The CCC, for those who avoid the news, is a group of conservative white folk who hold such enlightened views as advocating the preservation of the white race in the United States, calling for a renewal of segregation and preventing interracial marriage.

What gets me is that no huge outcry arose over Lott and Barr being all buddy-buddy with the CCC, but the niggardly comments caused a huge stink. Now why is that? Could it be that people just assume that folks like Barr and Lott have the same attitudes as the good ol’ boys of the CCC? Or could it be that white America will get all up in arms when one of its own is the victim of a couple of oversensitive minority members? I don’t know. You decide.

SA essay

Now that was a nifty little header, don’t you think? That’s the sort of stuff I’ve been learning in my quest for an international affairs major.

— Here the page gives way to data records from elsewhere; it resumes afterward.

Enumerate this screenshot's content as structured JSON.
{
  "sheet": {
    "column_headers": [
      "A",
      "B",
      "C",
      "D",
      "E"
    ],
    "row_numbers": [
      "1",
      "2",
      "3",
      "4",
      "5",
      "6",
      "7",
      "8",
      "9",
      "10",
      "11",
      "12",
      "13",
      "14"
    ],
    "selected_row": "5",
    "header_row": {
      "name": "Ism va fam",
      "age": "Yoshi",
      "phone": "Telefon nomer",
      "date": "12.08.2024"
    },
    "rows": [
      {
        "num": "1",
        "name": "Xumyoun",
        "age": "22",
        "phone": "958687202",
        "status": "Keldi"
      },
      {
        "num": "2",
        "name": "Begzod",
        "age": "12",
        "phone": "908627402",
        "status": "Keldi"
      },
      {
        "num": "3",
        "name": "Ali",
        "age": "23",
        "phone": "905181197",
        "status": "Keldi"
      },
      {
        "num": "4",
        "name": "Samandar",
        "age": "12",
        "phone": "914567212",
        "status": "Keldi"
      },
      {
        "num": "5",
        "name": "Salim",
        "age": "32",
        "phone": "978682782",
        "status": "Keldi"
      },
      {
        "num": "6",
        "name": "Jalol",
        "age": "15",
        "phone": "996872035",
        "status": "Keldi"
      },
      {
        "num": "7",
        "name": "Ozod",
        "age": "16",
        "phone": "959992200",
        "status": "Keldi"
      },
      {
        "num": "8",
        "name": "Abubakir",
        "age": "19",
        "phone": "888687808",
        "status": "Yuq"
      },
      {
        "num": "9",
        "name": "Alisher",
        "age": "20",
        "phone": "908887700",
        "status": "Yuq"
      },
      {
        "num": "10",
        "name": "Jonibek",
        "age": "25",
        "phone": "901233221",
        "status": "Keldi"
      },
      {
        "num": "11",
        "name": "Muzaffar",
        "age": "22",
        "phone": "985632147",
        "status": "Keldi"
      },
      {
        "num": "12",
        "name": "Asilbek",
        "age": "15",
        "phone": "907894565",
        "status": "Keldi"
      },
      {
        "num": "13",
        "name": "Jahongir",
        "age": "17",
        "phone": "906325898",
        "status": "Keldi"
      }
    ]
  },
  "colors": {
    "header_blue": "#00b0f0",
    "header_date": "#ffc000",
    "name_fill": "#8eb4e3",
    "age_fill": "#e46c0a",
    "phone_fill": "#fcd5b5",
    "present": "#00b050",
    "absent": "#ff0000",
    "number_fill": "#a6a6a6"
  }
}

Most students who are interested in public service positions have been plotting, I mean, planning, for quite some time. A few latecomers will become suddenly inspired by a “Mr. Smith Goes to Washington”-type fervor and decide they too want to help their fellow students. Here are some areas I think need some fixin’:

1) Student group funding – In a report produced by Sarah Hirschman, SA vice president of student activities, focus groups were used to figure out what student groups wanted from the SA. Some of the main demands were a more efficient funds allocations process and an “objective process to determine the size of groups’ initial allocations.”

Most groups are never satisfied with the amount of money they receive. Rumors always persist that funds were doled out to certain favored student groups. Change the way the whole funding process is done. I am not going to pretend I know how to do such a thing, but that’s because I am not a finance or accounting major. I’m an international affairs major, remember? I just come up with nifty little headers.

2) Campus diversity – This University educates students from all over the country and world. Yet it still seems that the following happens when two people meet:

Person #1: “Hi. Where are you from?”

Person #2: “New Jersey.”

Person #1: “Wow! Me too!”

People always complain about the segregated diversity at GW. But it seems no one ever tries to change that. Sure we have different events that bring people from different cultures together every once in a while. But the challenge is to do this on a consistent basis.

3) Accountability – Whether it is the University, the Student Association or any of the myriad student groups, when something goes wrong and it’s time for someone to be held accountable, the buck is passed around to somebody else more times than freshmen at Tequila Grill. Why is it the people in charge just can’t admit they were wrong, even when presented with overwhelming evidence of their mistake?

So for those who want to lead, don’t be afraid to admit that you make mistakes. We all do. You’ll get more respect owning up to your errors than wasting time pointing fingers at everyone else.

Students are concerned about other issues – everything from constantly increasing tuition and the GW Bookstore’s monopoly, to cramped classrooms and academic advising. So for those who have not yet experienced a GW campaign season, put on your boots because it’s going to get messy soon.